İsrail ayrıca üç Suriyeli Dürzinin tedavi görmek üzere İsrail'e tahliye edildiğini duyurdu.
Binyamin Netanyahu, Beşar Esad yönetiminin yıkılmasının ardından Dürzilere yönelik şiddete askeri müdahale ile karşılık verme tehdidinde bulunmuştu.
AFP'ye konuşan analist Michael Horowitz, İsrail'in kendini Dürzi topluluğun "koruyucusu" olarak konumlandırarak "Türkiye'nin mandası ve potansiyel düşman" olarak gördüğü Şam yönetiminin yetkisini sınırlandırmayı hedeflediği yorumunu yaptı.
İsrail'in hava saldırılarına dair Suriye Dışişleri Bakanlığı'ndan da yazılı açıklama geldi.

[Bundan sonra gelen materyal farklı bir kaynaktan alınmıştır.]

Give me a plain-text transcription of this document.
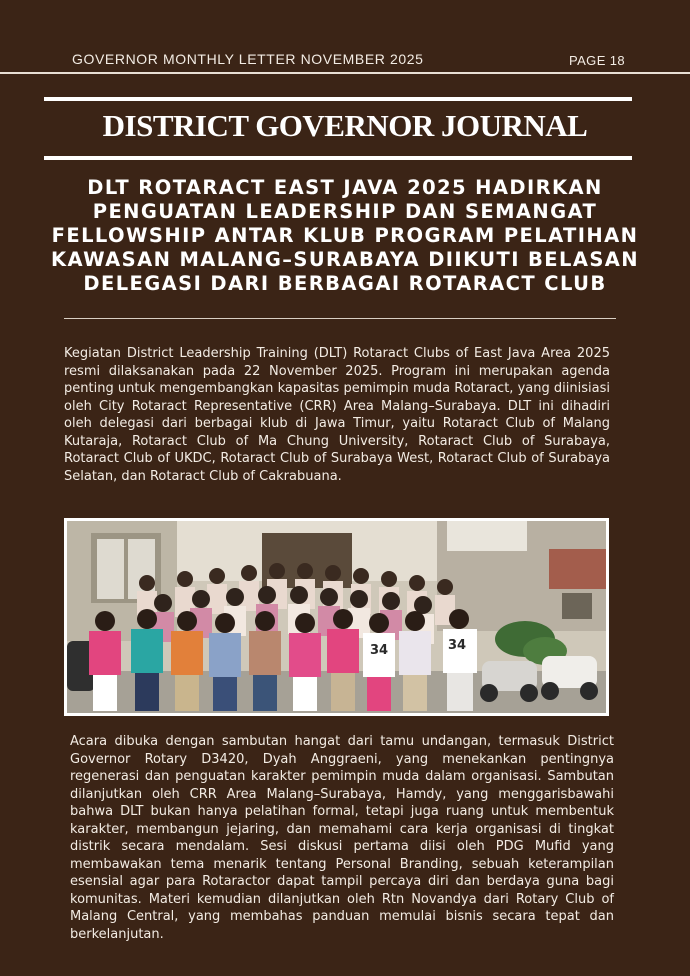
GOVERNOR MONTHLY LETTER NOVEMBER 2025	PAGE 18
DISTRICT GOVERNOR JOURNAL
DLT ROTARACT EAST JAVA 2025 HADIRKAN PENGUATAN LEADERSHIP DAN SEMANGAT FELLOWSHIP ANTAR KLUB PROGRAM PELATIHAN KAWASAN MALANG–SURABAYA DIIKUTI BELASAN DELEGASI DARI BERBAGAI ROTARACT CLUB

Kegiatan District Leadership Training (DLT) Rotaract Clubs of East Java Area 2025 resmi dilaksanakan pada 22 November 2025. Program ini merupakan agenda penting untuk mengembangkan kapasitas pemimpin muda Rotaract, yang diinisiasi oleh City Rotaract Representative (CRR) Area Malang–Surabaya. DLT ini dihadiri oleh delegasi dari berbagai klub di Jawa Timur, yaitu Rotaract Club of Malang Kutaraja, Rotaract Club of Ma Chung University, Rotaract Club of Surabaya, Rotaract Club of UKDC, Rotaract Club of Surabaya West, Rotaract Club of Surabaya Selatan, dan Rotaract Club of Cakrabuana.

34	34

Acara dibuka dengan sambutan hangat dari tamu undangan, termasuk District Governor Rotary D3420, Dyah Anggraeni, yang menekankan pentingnya regenerasi dan penguatan karakter pemimpin muda dalam organisasi. Sambutan dilanjutkan oleh CRR Area Malang–Surabaya, Hamdy, yang menggarisbawahi bahwa DLT bukan hanya pelatihan formal, tetapi juga ruang untuk membentuk karakter, membangun jejaring, dan memahami cara kerja organisasi di tingkat distrik secara mendalam. Sesi diskusi pertama diisi oleh PDG Mufid yang membawakan tema menarik tentang Personal Branding, sebuah keterampilan esensial agar para Rotaractor dapat tampil percaya diri dan berdaya guna bagi komunitas. Materi kemudian dilanjutkan oleh Rtn Novandya dari Rotary Club of Malang Central, yang membahas panduan memulai bisnis secara tepat dan berkelanjutan.
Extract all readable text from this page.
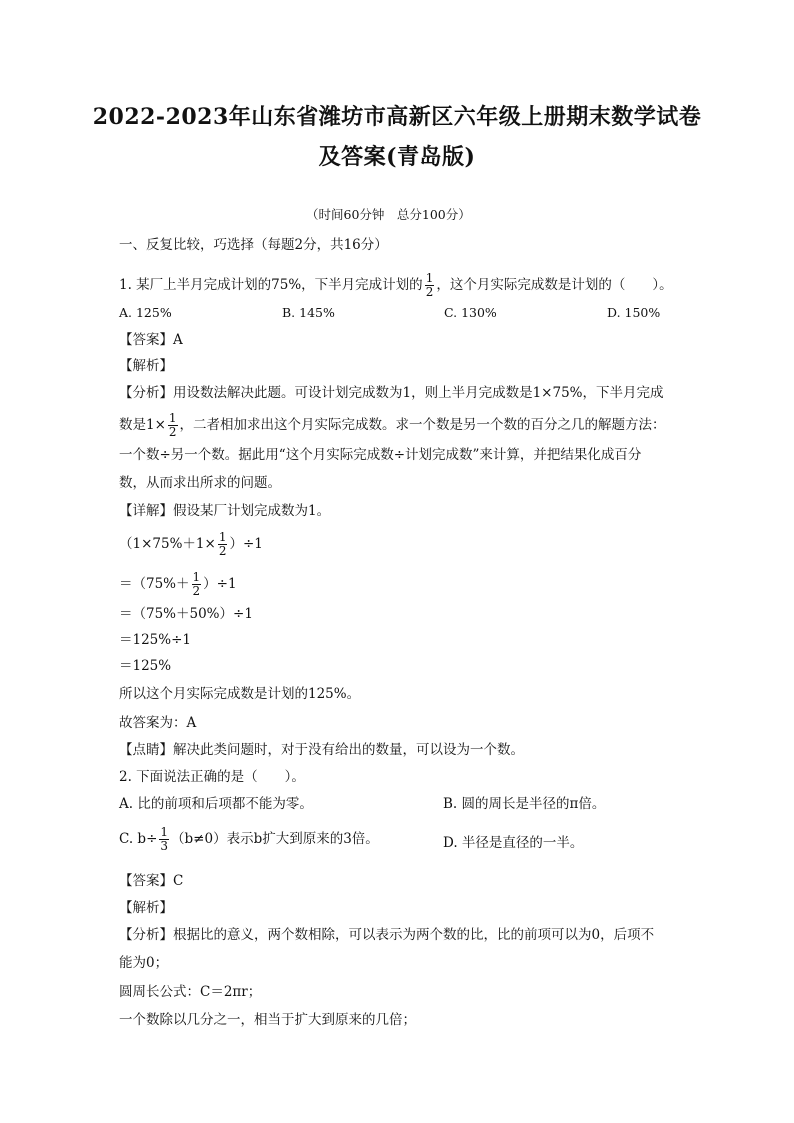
2022-2023年山东省潍坊市高新区六年级上册期末数学试卷
及答案(青岛版)
（时间60分钟　总分100分）
一、反复比较，巧选择（每题2分，共16分）
1. 某厂上半月完成计划的75%，下半月完成计划的 $\frac{1}{2}$ ，这个月实际完成数是计划的（　　）。
A. 125%	B. 145%	C. 130%	D. 150%
【答案】A
【解析】
【分析】用设数法解决此题。可设计划完成数为1，则上半月完成数是1×75%，下半月完成
数是$1\times \frac{1}{2}$ ，二者相加求出这个月实际完成数。求一个数是另一个数的百分之几的解题方法：
一个数÷另一个数。据此用“这个月实际完成数÷计划完成数”来计算，并把结果化成百分
数，从而求出所求的问题。
【详解】假设某厂计划完成数为1。
$(1\times 75\%+1\times \frac{1}{2} )\div 1$
$=(75\%+ \frac{1}{2} )\div 1$
＝（75%＋50%）÷1
＝125%÷1
＝125%
所以这个月实际完成数是计划的125%。
故答案为：A
【点睛】解决此类问题时，对于没有给出的数量，可以设为一个数。
2. 下面说法正确的是（　　）。
A. 比的前项和后项都不能为零。	B. 圆的周长是半径的π倍。
C. $b\div \frac{1}{3} (b\ne 0)$表示b扩大到原来的3倍。	D. 半径是直径的一半。
【答案】C
【解析】
【分析】根据比的意义，两个数相除，可以表示为两个数的比，比的前项可以为0，后项不
能为0；
圆周长公式：C＝2πr；
一个数除以几分之一，相当于扩大到原来的几倍；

İsrail'in adının direkt geçmediği açıklamada, Suriye'nin içişlerine yönelik yabancı müdahalelerin "kategorik olarak reddedildiği" söylendi.
SANA'nın aktardığına göre açıklamada ayrıca Şam yönetiminin "Suriye halkının tüm unsurlarını, özellikle de Suriye ulusal dokusunun her zaman ayrılmaz bir parçası olan ve olmaya devam eden şerefli Dürzi toplumunu koruma konusundaki sarsılmaz kararlılığı" vurgulandı.